この連載タイトルの通り、宇宙に行くつもりがなかったのに、なぜ平野陽三は宇宙に行ったのか。いや、そもそも何者なのか。ZOZOの倉庫のアルバイトである。

働き始めたのは2007年の秋。当時、京都で建築デザインを学ぶ大学4年生だった。愛媛県今治市に生まれ、画家だった祖父の影響もあって、幼いころから絵に親しんできた。だが、「直線を引くよりフリーハンドで線を描くのが好き」だと気づき、建築の道は断念。順調に単位は取得しながらも就活にリアリティーを持てず、ダラダラ過ごしていた。

「そんなときにZOZOの求人を見つけたんです。サイトがイケていて、採用ページを見ると20代の男女が楽しげに働いていたんです。
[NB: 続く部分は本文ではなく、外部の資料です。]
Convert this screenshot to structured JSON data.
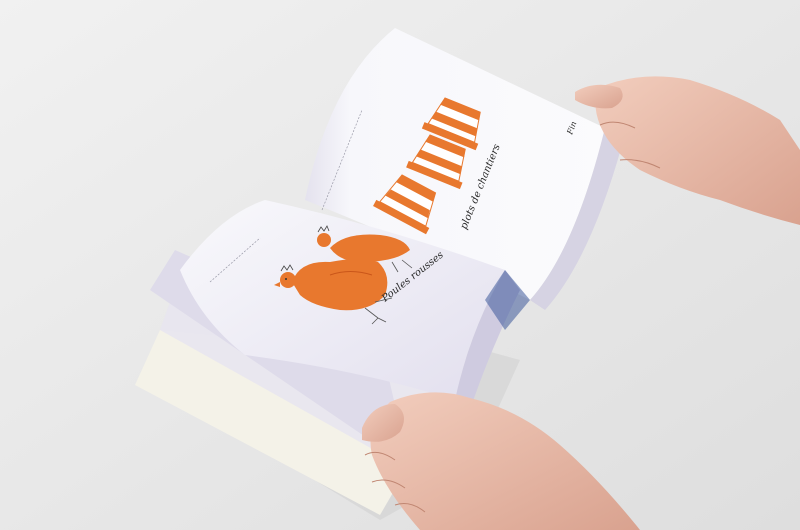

東京のこんなお洒落な職場で働くのはカッコいいかもと思ったんですね。まあ結果、千葉だったんですけど」

zozo時代の平野さんの抱負
ZOZO時代で仕事が楽しいと知った26歳のころ。メッセージに書いた抱負は今も変わらず。

すでに新卒採用は終了。バイトのみの求人だったが、千葉まで面接を受けに行って合格。卒業を待たず千葉の幕張に転居した。倉庫での仕分けや発送の仕事をして月に16万円、家賃4万5000円のアパートで暮らしつつ卒論を仕上げて無事大学も卒業。すぐに倉庫から商品撮影部にかわり、バイト入社1年後には正社員に登用された。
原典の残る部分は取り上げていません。